46BCF2C8-385C-49F0-BFFC-2E4A5FEB4A13

The Continuing Crisis: Too Few Plaques For Blacks

Steve Sailer

01/04/2021

From NPR, more coverage of a long-time iSteve topic: white people getting upset that blacks don’t win all the Grammy Awards.

3 Grammy Contenders Share Outrage At All-White Category, Decline Nominations
January 4, 20215:04 AM ET

MANDALIT DEL BARCO

Three of the five acts nominated for the 2021 best children’s album Grammy Award are saying “no thanks.” They’re upset that the contenders in their category are all white.

One of them is Alastair Moock, whose nominated album, Be a Pain, is about American heroes who stood up for their principles: the Rev. Martin Luther King Jr., Harvey Milk, Rosa Parks, the Parkland, Fla., shooting student protesters and others.

Upon hearing the news he was nominated along with three other white male acts and one white woman, Moock smacked his head. “After this year, to have an all-white slate of nominees seemed really tone-deaf,” he says. …

Moock is protesting by turning down his nomination. So are fellow acts Dog on Fleas and the Okee Dokee Brothers.

“We thought that it was the strongest thing we could do, to stand with people of color whose albums are too often left out of the Grammy nominations,” says Joe Mailander, one of the Okee Dokee Brothers.

Did you know that Stevie Wonder has never even been nominated for a Grammy?

What? He won all the time when I was a kid?

Why was I not informed?

He hopes to expand notions of what children’s music is. “This is not just white guys with guitars playing for kids. We want to welcome all different types of music to this community.”

The Okee Dokee Brothers, Moock and Dog on Fleas — all “white guys with guitars” — sent a letter to the Recording Academy asking that their names be removed from the final Grammy ballots.
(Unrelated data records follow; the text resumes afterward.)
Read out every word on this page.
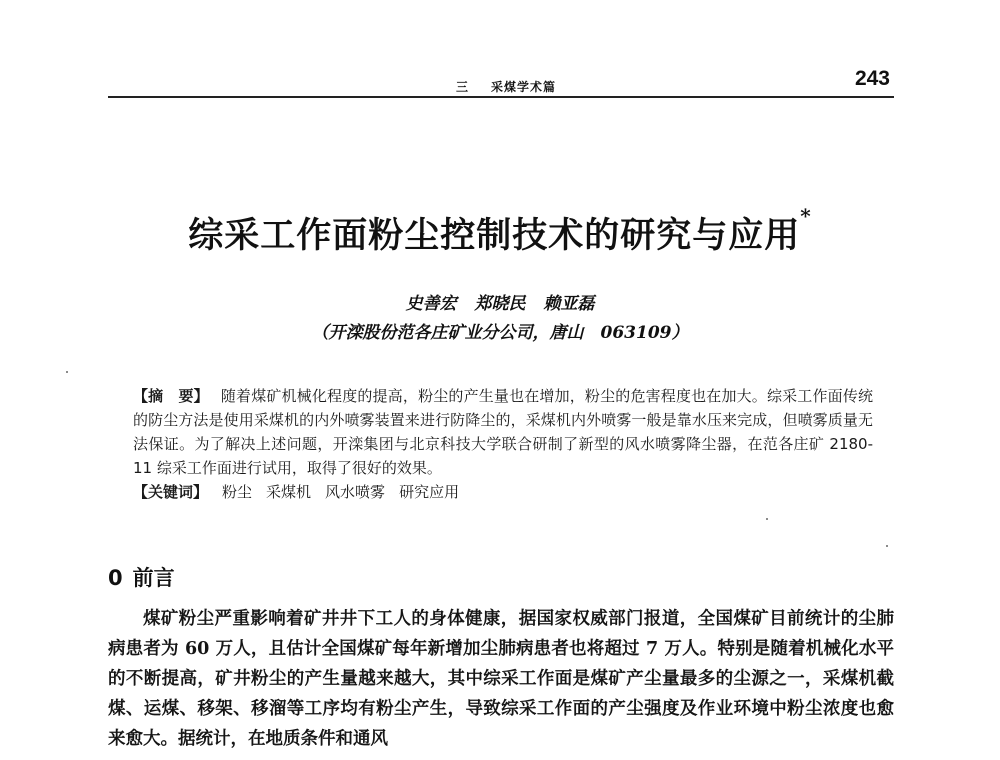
三 采煤学术篇	243
综采工作面粉尘控制技术的研究与应用*
史善宏 郑晓民 赖亚磊
（开滦股份范各庄矿业分公司，唐山　063109）

【摘　要】 随着煤矿机械化程度的提高，粉尘的产生量也在增加，粉尘的危害程度也在加大。综采工作面传统的防尘方法是使用采煤机的内外喷雾装置来进行防降尘的，采煤机内外喷雾一般是靠水压来完成，但喷雾质量无法保证。为了解决上述问题，开滦集团与北京科技大学联合研制了新型的风水喷雾降尘器，在范各庄矿 2180-11 综采工作面进行试用，取得了很好的效果。

【关键词】 粉尘 采煤机 风水喷雾 研究应用

0 前言

煤矿粉尘严重影响着矿井井下工人的身体健康，据国家权威部门报道，全国煤矿目前统计的尘肺病患者为 60 万人，且估计全国煤矿每年新增加尘肺病患者也将超过 7 万人。特别是随着机械化水平的不断提高，矿井粉尘的产生量越来越大，其中综采工作面是煤矿产尘量最多的尘源之一，采煤机截煤、运煤、移架、移溜等工序均有粉尘产生，导致综采工作面的产尘强度及作业环境中粉尘浓度也愈来愈大。据统计，在地质条件和通风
They wrote they “couldn’t in good conscience benefit from a process that has historically overlooked women and artists of color.”

The other Okee Dokee Brother, Justin Lansing, said they felt a special responsibility to ask for change in a genre “tasked with modeling fairness and kindness to kids and families.”

Last month, the nominees met with the Recording Academy’s new interim president and CEO, Harvey Mason Jr., and its first chief diversity, equity and inclusion officer, Valeisha Butterfield Jones.

“We’re an organization that’s ready for change, but you know, we’re not unique to the challenges of the world and to the challenges of our industry,” Butterfield Jones says of the 63-year-old organization being revamped. “I think it’s time. You know, we saw in 2020 a racial reckoning. So now, you know, it’s, you know, up to us what we’re going to do to take real and meaningful action.”

Butterfield Jones says since she started her job in May, she’s been looking for ways to increase diversity among the academy’s membership and in the Grammy’s secret nominating committees. The academy recently partnered with the racial justice group Color of Change to begin holding itself and record labels more accountable. They’re pushing for more transparency at the academy and support for artists, especially those who are Black.

If they succeed, someday we might even hear music by Black artists on the radio.

One of the two Grammy nominees who decided to remain on the ballot is Joanie Leeds. Her ninth children’s folk music album is titled All the Ladies.

“I didn’t decline because my album is really about empowering young women. I mean, I have 20 women on my album. So for us, it was like it was kind of counter to our empowering women message to step down,” Leeds says. “I know that this is really about the guys that dropped out, but I feel like a lot of times women are kind of left on the side. It’s a shame. I wish there was more equality with women.”

Someday, we might even hear women singers on the radio.